Les heures passent. Tarko a suivit le ruisseau très loin dans la Vallée. Ses pas l’ont amené à escalader la montagne qui sépare la Plaie du monde du territoire Nakhu. La course du soleil continue inlassablement dans le ciel jusqu’à ce qu’il disparaisse à l’horizon. Laissant place à la lune. Ronde, brillante et familière. Enfin, il arrive au point culminant de cette crête. Son ascension a été lente mais s’est déroulée sans encombre. Il remercie en silence Tabralt grâce à qui il est désormais capable de se déplacer en milieu montagnard sans danger.
Le solitaire s’arrête, exténué. Il dépose devant ses pattes son balluchon du quel il sort sa précieuse carte. À la lumière du satellite, il déchiffre une dernière fois les gravures.
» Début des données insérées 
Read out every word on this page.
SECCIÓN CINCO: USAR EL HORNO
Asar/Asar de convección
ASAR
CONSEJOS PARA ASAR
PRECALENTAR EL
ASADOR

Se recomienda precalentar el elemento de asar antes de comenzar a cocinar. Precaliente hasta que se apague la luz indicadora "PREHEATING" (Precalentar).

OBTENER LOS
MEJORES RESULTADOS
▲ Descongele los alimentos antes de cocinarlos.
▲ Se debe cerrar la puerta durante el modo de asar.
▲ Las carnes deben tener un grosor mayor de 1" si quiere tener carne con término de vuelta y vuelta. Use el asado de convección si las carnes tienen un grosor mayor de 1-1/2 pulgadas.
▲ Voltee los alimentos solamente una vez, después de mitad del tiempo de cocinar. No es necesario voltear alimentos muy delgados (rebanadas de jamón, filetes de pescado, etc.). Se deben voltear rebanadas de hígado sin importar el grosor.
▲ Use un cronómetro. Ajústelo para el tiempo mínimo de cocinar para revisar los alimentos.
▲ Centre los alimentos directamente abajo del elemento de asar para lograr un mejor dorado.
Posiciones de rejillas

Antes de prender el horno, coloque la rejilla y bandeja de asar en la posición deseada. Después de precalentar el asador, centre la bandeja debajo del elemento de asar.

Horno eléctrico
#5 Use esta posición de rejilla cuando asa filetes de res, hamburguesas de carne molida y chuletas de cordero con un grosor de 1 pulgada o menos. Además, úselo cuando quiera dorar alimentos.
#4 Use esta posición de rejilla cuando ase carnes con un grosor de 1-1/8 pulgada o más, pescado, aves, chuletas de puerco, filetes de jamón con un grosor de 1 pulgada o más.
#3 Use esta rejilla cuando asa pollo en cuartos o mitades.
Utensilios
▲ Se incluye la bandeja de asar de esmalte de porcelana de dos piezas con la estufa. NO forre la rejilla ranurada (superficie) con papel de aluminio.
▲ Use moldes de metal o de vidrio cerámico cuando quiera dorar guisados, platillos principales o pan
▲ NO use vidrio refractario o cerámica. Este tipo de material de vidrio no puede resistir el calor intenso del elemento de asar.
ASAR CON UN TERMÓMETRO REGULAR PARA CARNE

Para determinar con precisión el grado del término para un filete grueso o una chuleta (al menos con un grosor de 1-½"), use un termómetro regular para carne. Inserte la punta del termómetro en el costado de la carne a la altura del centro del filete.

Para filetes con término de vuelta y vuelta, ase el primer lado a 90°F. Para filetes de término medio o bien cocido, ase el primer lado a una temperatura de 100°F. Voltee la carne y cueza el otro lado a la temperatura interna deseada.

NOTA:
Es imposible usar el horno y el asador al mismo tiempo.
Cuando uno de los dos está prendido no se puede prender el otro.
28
Il est pile à l’endroit où la croix est gravée.
C’est ici.
Tarko tourne sur lui même à la recherche d’un signe qui lui indique l’emplacement de son trésor. Il fouille et fouine de longues minutes durant, sans résultat. Il doit bien avoir quelque chose ! Le mâle reprend son galet. A-t-il raté une information essentielle inscrite dessus ? Non, il n’y a pourtant rien de plus. Déçu de n’avoir rien trouvé et d’avoir fait tout ça, à première vu pour rien, il pousse avec frustration son caillou de la patte, la mine boudeuse.
Ce n’est que lorsqu’il relève les yeux qu’il trouve finalement le trésor.
La nuit est sans nuage, dévoilant l’immensité de la voûte céleste. Des milliards d’étoiles brillent comme autant de perles brodée sur un voile. La lune qui reflète la lumière du soleil, éclaire le territoire Nakhu, qui s’étend devant lui, d’une douce lueur. La Vallée des murmures est transformée en un tableau monochrome où les ombres donnent une toute nouvelle dimension féerique au lieu qu’il a explorer aujourd’hui.
Soudain, Tarko comprend. Sa récompense n’est pas un trésor à proprement parlé. Non, c’est plus symbolique. Cette quête qui a occupé son esprit et qui lui a fait oublier son ennui. Cette exploration qui l’a émerveillé tout du long. Là voilà sa récompense.
L’important, ce n’est pas la destination, mais le voyage.
La gueule entre-ouverte de fascination pour ce panorama que lui seul peut voir il en oublie le temps qui passe. Quand il quitte des yeux la Vallée, Tarko tire vers lui la pierre à l'origine de son aventure qu’il a si cruellement délaissé par bêtise. Puis, il s’allonge dans l’herbe, la truffe pointée vers le ciel, sa carte entre ses pattes, un sourire comblé aux babines.